Erica (Noth's real life wife Emilea Wilson), on the verge of giving birth, supports her husband's lofty dreams to the point that she is debasing herself, cleaning up broken glass and cooking a feast for dinner without so much as a lifted finger of help. As much as it hurts to see Terry find new ways to be a bad partner, it is equally as funny to watch Wilson do her best to hold it all together. The little crew that exists is both incompetent and incredulous; unspoken in the film is the implicit suggestion of Hollywood's depleted economy, with most of the film's employees working in spite of their better judgment for lack of work elsewhere.

Amongst that crew is Chris (Jon Gabrus), Terry's AD, who is smart enough to know Terry is in above his head but not smart enough to walk away. Like many of the actors here, Gabrus comes from the Upright Citizens Brigade (UCB) factory and has been a long-running guest on Scott Aukerman's comedy podcast institution Comedy Bang! Bang!, and here he punctuates many scenes with absurd one-liners or else self-deprecating zingers.

On the cast side, Terry has, by his own words, assembled as diverse a cast as possible in order to sell the movie better, proudly boasting of his inherent racism.
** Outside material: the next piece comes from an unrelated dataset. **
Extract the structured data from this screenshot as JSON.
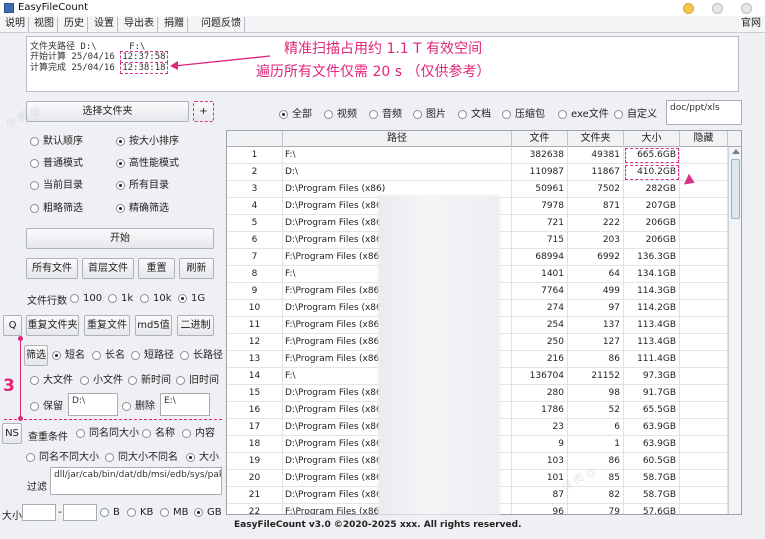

The film's two leads, Jenny (Nichole Sakura) and Garry (Brandon Micheal Hall), have such clear chemistry that they openly talk about when they might run off and have sex, but Terry is so bluntly attracted to the former that he cancels his own plans the shoot on-screen romance just to sabotage the actors' budding relationship. "I have no choice but to make Garry fat," he muses out loud, in an apparent attempt to make his male lead less attractive.
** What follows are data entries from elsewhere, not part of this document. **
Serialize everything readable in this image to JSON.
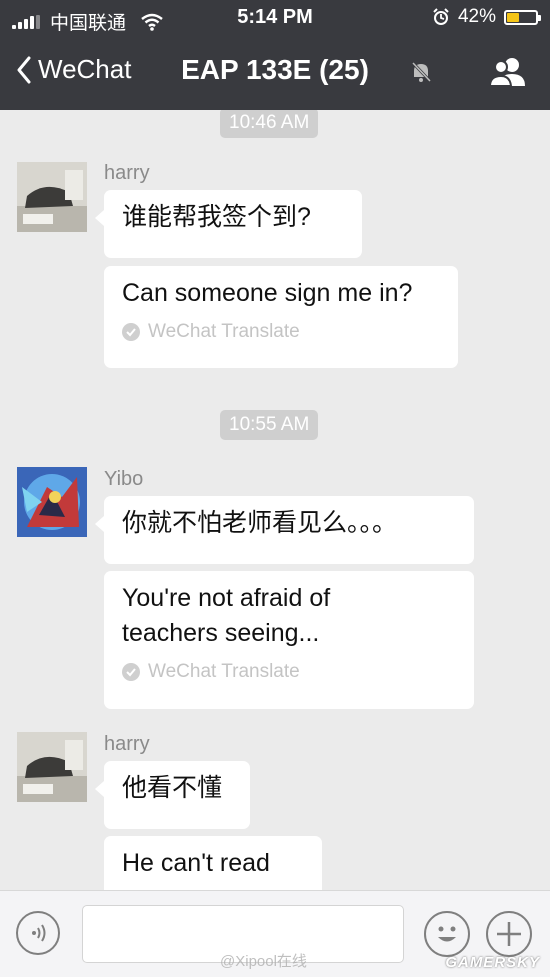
{
  "status_bar": {
    "carrier": "中国联通",
    "time": "5:14 PM",
    "battery": "42%",
    "battery_level": 0.42,
    "battery_color": "#f5c518"
  },
  "nav": {
    "back_label": "WeChat",
    "title": "EAP 133E (25)",
    "icons": [
      "chevron-left-icon",
      "mute-bell-icon",
      "group-members-icon"
    ]
  },
  "messages": [
    {
      "timestamp": "10:46 AM"
    },
    {
      "sender": "harry",
      "text": "谁能帮我签个到?",
      "translation": "Can someone sign me in?",
      "translate_label": "WeChat Translate"
    },
    {
      "timestamp": "10:55 AM"
    },
    {
      "sender": "Yibo",
      "text": "你就不怕老师看见么。。。",
      "translation_lines": [
        "You're not afraid of",
        "teachers seeing..."
      ],
      "translate_label": "WeChat Translate"
    },
    {
      "sender": "harry",
      "text": "他看不懂",
      "translation": "He can't read"
    }
  ],
  "input_bar": {
    "icons": [
      "voice-icon",
      "emoji-icon",
      "plus-icon"
    ]
  },
  "watermarks": {
    "weibo": "@Xipool在线",
    "site": "GAMERSKY"
  },
  "colors": {
    "header_bg": "#393a3f",
    "chat_bg": "#ebebeb",
    "bubble_bg": "#ffffff"
  }
}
For such a short film it's astonishing how much happens. At one point, Terry hires Brett (SNL writer Neil Casey), an intimacy coordinator who is, ironically, being investigated for sexual assault, and who looks like the Tiger King. The host of the AirBnB, Toby (Chris Parnell) finds out there's a film happening, assumes it's a porno, threatens police action, before letting it lie so long as his girlfriend, Darby (Maria Bamford) can be given a cameo (which she does with hilariously bad aplomb).
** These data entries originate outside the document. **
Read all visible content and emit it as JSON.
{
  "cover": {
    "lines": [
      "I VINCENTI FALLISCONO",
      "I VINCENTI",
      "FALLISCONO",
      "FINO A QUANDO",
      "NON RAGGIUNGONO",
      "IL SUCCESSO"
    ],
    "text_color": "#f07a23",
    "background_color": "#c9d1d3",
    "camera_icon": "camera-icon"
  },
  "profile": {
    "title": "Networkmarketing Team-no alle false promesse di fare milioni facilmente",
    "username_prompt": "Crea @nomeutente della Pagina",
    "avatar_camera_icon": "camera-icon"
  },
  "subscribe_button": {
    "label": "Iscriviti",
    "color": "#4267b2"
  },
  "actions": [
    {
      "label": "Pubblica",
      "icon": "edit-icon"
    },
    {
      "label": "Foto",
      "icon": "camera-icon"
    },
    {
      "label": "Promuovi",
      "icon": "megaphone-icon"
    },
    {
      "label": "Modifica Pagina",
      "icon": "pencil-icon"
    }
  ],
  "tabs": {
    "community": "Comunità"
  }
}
As to the plot of the film within the film, Terry has penned a late 1990s style disaster whereby the city of Toronto is destroyed by meteor. Just about the opposite subgenre for a workable microbudget feature. Rick, the visual effects supervisor (Bobby Moynihan), is effectively using Clip Art to simulate the catastrophe. But the real crux of Micro Budget is everything that happens in between the takes, as filmed by Devin (Evans), a documentarian putting together a behind-the-scenes featurette for the film's planned DVD release.

In those moments, the film becomes the satirical version of Symbiopsychotaxiplasm: Take One. The reality of the film is never in question, but like William Greaves' masterpiece, we do question whose reality we are living in. Terry is cartoonishly evil and buffoonish, but is he wrong to dream of living in a different reality? Definitely not at the expense of his future child's life, or that of his devoted wife. But this is Hollywood, baby. Some sacrifices must be made.

Micro Budget releases in select theaters on February 28th, 2026.